Mutation / Compositions
Botanical dyes from chestnut, oak, indigo, weld, wild fennel, avocado, iron sulphate, aluminium sulphate, soda ash, vinegar, wool, second-hand cotton fabrics, paintings oil and pastels on cotton, unglazed ceramic, vegetal materials.
Works exhibited at Still within reach, 2023, Exhibition and public program with Bronwen Jones, Miriam Del Seppia and Masaki Komoto. Fanfare, Amsterdam, NL. More info at the bottom of the page.
Photos by Diego Diez.
Still within reach
A group exhibition with Bronwen Jones, Miriam Del Seppia, and Masaki Komoto
Fanfare, Amsterdam, NL
I first met Miriam at a residency I was doing in Rotterdam where I was mending clothes for the public in exchange for a conversation. I had been thinking about the intimate nature of textiles to hold our stories and memories and using garments as a bridge to form intimacy with strangers. The comfort of the garment between us enabled people to tell quite personal stories as I held and repaired the damage. I saw this expansive nature of textile as a way to build a network that was, from the beginning, based around care, support and intimacy; giving space to values that are important to how I want to live. By chance it was a few days after Miriam had moved to Rotterdam and a friend had suggested they meet at the finissage where we talked as I mended her friend’s sweater.
We met again a year later when Miriam reached out to me about a jumper she had hand knitted that had been eaten by moths over the summer. She had knitted it with wool she dyed using madder root which gave a warm red colour speckled with lighter pink patches where the dye had spread unevenly. She told me how it had become a tool for thinking through her practice and, with the jumper in both our hands, we shared a conversation about our practices and in finding meaning in processes without knowing the end result. I was touched by the way she talked about colour and the relation between her painting practice and explorations with botanical dyes; a form of researching how she is embedded and implicated within her environment. She had recently been working in the form of installations, bringing together elements at different stages of her own intervention; organic matter, dyed fabrics, spun and knitted yarns, paintings; a sort of ecosystem of her own curation. In this world the passing of time is present and visible; colours fade and yarns unravel – or they continue to grow, there is a sense that things are ongoing. Miriam continuously reestablishes her relationship with matter and processes of making; living with and learning from her material, she gives space to other-than-human bodies and shows the beauty and necessity of coexistence.
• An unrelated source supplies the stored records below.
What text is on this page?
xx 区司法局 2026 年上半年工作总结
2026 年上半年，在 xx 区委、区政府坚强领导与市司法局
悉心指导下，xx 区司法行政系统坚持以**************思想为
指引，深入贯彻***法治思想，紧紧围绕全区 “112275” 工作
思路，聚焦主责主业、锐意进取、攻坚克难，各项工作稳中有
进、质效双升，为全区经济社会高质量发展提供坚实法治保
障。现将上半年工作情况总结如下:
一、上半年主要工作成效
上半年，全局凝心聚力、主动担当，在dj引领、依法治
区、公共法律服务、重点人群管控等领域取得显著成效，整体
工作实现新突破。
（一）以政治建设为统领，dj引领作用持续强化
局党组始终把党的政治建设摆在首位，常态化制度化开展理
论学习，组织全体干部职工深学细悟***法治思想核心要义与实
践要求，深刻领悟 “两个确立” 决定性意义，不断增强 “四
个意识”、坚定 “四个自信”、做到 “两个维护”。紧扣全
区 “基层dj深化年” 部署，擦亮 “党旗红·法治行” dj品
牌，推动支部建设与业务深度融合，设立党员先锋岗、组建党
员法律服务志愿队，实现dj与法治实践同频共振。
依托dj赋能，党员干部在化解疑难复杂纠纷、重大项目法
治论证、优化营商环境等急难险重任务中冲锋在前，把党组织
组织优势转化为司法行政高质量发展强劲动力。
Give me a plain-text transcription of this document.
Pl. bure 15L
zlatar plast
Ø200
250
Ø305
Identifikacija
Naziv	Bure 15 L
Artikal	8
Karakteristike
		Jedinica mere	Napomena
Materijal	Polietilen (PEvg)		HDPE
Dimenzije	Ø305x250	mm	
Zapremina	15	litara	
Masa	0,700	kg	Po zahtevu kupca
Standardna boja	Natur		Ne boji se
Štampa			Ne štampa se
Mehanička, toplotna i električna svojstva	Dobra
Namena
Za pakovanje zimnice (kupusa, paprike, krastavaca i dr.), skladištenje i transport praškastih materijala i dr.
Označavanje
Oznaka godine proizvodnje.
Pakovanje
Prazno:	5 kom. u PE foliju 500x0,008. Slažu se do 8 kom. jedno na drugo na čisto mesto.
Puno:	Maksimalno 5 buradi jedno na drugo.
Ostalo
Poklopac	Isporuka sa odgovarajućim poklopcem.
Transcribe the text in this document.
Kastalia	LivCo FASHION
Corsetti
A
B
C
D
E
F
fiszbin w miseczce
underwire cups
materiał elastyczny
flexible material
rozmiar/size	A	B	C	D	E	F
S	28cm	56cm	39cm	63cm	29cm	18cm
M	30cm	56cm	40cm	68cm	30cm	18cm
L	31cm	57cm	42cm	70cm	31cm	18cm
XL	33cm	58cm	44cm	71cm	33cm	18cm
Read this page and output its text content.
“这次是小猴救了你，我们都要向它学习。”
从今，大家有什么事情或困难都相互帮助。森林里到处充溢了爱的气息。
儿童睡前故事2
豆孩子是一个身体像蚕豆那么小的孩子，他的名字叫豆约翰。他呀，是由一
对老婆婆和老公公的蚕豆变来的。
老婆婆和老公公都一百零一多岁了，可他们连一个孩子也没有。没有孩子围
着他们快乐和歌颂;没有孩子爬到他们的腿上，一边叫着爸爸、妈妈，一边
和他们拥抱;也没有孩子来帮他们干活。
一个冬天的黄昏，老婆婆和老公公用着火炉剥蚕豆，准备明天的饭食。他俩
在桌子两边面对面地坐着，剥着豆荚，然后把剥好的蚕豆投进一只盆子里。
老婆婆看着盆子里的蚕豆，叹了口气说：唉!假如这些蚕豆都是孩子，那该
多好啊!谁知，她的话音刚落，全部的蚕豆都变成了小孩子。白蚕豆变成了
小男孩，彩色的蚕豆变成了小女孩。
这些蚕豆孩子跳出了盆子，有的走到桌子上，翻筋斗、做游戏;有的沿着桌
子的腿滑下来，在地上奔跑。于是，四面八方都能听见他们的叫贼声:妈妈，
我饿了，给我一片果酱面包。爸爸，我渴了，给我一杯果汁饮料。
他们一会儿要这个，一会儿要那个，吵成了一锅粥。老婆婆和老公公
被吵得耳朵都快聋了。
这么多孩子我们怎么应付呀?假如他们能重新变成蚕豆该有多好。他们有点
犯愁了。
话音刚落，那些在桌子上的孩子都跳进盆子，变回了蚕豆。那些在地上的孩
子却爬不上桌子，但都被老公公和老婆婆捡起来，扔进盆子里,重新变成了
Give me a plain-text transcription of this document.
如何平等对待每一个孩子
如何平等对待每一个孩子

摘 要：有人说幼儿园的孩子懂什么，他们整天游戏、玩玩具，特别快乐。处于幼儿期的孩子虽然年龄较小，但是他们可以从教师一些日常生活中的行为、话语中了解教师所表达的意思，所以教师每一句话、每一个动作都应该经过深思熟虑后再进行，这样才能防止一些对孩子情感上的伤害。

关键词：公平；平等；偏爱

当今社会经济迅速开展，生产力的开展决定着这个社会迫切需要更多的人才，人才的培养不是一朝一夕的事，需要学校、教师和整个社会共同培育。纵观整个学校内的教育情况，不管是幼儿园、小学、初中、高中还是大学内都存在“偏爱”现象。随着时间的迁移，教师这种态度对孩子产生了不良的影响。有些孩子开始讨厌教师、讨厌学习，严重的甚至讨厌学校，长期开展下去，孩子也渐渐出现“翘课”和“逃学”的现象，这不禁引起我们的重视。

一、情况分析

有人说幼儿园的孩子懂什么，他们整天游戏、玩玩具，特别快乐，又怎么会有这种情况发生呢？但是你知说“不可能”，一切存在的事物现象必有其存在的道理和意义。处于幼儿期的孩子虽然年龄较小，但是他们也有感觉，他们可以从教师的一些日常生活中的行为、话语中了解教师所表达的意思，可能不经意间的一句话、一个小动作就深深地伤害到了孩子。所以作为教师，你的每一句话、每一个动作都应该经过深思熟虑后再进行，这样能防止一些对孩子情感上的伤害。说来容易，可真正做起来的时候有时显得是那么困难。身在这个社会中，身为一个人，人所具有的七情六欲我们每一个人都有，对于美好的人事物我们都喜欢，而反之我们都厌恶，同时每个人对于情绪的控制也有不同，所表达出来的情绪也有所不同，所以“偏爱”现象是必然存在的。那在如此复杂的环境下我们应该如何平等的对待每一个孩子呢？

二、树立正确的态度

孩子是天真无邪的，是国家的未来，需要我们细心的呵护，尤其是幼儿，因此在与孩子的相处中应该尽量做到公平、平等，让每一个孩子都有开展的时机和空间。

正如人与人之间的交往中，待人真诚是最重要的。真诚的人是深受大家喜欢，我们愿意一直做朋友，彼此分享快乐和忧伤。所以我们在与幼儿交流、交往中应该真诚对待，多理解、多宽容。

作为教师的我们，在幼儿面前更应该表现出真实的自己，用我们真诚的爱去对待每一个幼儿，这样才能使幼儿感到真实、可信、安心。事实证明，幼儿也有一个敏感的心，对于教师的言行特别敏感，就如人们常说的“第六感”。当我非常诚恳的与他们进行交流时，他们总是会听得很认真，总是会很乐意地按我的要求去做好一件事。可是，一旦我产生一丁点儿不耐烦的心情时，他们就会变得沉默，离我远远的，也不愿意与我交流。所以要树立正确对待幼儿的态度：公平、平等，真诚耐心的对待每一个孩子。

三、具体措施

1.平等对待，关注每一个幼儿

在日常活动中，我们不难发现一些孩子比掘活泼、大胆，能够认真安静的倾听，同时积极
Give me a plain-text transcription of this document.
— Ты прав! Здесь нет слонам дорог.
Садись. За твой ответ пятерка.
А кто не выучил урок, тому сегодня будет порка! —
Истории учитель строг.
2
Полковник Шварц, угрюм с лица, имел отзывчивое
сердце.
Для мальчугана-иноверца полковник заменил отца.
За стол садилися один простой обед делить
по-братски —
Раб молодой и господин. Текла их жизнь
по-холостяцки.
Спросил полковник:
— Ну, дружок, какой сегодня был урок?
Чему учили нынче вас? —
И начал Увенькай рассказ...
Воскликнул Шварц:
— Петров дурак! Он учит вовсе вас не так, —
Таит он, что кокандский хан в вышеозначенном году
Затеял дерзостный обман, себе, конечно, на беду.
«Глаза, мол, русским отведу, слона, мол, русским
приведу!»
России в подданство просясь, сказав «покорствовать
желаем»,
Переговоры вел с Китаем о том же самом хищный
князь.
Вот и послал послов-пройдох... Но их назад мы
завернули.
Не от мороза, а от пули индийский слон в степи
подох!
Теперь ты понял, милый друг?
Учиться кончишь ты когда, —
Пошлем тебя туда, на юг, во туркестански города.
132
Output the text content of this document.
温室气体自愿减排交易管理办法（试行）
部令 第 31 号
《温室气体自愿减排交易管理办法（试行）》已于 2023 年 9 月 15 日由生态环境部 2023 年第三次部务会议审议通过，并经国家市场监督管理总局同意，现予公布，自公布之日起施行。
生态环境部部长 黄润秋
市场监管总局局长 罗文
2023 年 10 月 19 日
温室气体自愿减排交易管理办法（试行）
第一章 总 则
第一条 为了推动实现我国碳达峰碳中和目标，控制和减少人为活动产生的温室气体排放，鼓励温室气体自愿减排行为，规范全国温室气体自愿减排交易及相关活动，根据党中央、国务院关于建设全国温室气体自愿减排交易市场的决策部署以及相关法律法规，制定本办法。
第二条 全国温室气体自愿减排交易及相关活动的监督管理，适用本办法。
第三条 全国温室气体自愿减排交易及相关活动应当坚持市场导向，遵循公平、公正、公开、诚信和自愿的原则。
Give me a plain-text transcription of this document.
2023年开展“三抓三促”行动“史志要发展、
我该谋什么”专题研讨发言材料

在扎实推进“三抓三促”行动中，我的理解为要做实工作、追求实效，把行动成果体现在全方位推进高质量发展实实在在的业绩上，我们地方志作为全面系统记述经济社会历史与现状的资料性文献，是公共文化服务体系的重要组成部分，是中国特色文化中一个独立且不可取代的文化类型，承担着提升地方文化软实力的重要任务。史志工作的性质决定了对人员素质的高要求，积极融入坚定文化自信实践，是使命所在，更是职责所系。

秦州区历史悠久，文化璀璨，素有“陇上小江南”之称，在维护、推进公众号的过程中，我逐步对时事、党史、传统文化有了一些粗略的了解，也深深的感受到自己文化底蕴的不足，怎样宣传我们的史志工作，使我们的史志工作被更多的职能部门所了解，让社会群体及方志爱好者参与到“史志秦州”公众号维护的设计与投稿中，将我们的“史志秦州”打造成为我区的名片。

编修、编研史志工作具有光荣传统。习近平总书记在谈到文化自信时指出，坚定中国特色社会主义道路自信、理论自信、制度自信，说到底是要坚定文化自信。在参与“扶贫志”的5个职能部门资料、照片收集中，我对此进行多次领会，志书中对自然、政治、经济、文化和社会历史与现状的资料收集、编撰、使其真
At this moment I was already thinking about organising an exhibition to bring together artists who were working with and thinking through textile handcraft. I was questioning my position between the worlds of art and craft, the hierarchy I perceived between these two disciplines and why practices and characteristics related to women and femininity were still regarded with lower value. I was trying to define which part of my work was the artwork (the object, the event, the forming of intimacy between myself and another) and whether the object alone could contain and reveal my wish to give space to empathy and intimacy between other bodies, materials, and surroundings.
I met Masaki initially in the form of his embroidered 2022 calendar displayed in a friend’s house. I was struck by the patience and precision of his hand and, later when seeing other works, by his dedication to crystallising an (often humorous) ephemeral sentence or announcement through such a slow and considered form of recording as embroidery. When we met in person he told me the importance of practice for him; to continuously improve his skills and explore the potential of his craft with respect to its past. We discussed the lower value that is often ascribed to craft practices and how the perception of the technique often limits people’s responses to the work, simply calling it cute or hobby art. He seems to almost enjoy these labels as they become ideas to subvert within his work. I think about how the making of textiles is often a systematic process (following a pattern, counting stitches); Masaki situates himself within this system and plays with the form while responding to the present day, often referencing the virtual world that feels inescapable and seems to seep into our everyday interactions. By utilising the language and aesthetic of technology he subverts the labels and associations we have with craft and needlework. He tells me that our lives are now so embedded in the virtual world that referencing it is almost like embroidering a flower was some centuries ago.
I attribute these almost chance encounters with Miriam and Masaki to the nature of textile to grow and form empathetic networks. In the structure of their making multiple threads are twisted, woven, or knotted together, and the slow nature of these gestures invite contemplation and a consciousness to our surrounding. The material is alive (coming from animal or plant fibres) and, as we work, its nuances appear and guide our process; as we wear it, it ages and wears alongside us. As the three of us have continued to get to know one another we have found comfort and resonance in a sharing of values and the choice to work at a slower pace that is attuned with the nature of the material and technique rather than the pressure to be constantly productive. In each of our practices I recognise a similar wish to situate ourselves within and empathise with our environment; whether that be the organic world of Miriam, the corporeal world of my work, or the technological world that Masaki responds to.
In this room we present a selection of works, some of which have grown alongside these thoughts and conversations. By placing them into this constellation, together we search for what is inherent within textile material and how we can craft new perceptions of this material that has held and warmed us, and, through its making, has continuously sustained and brought together communities.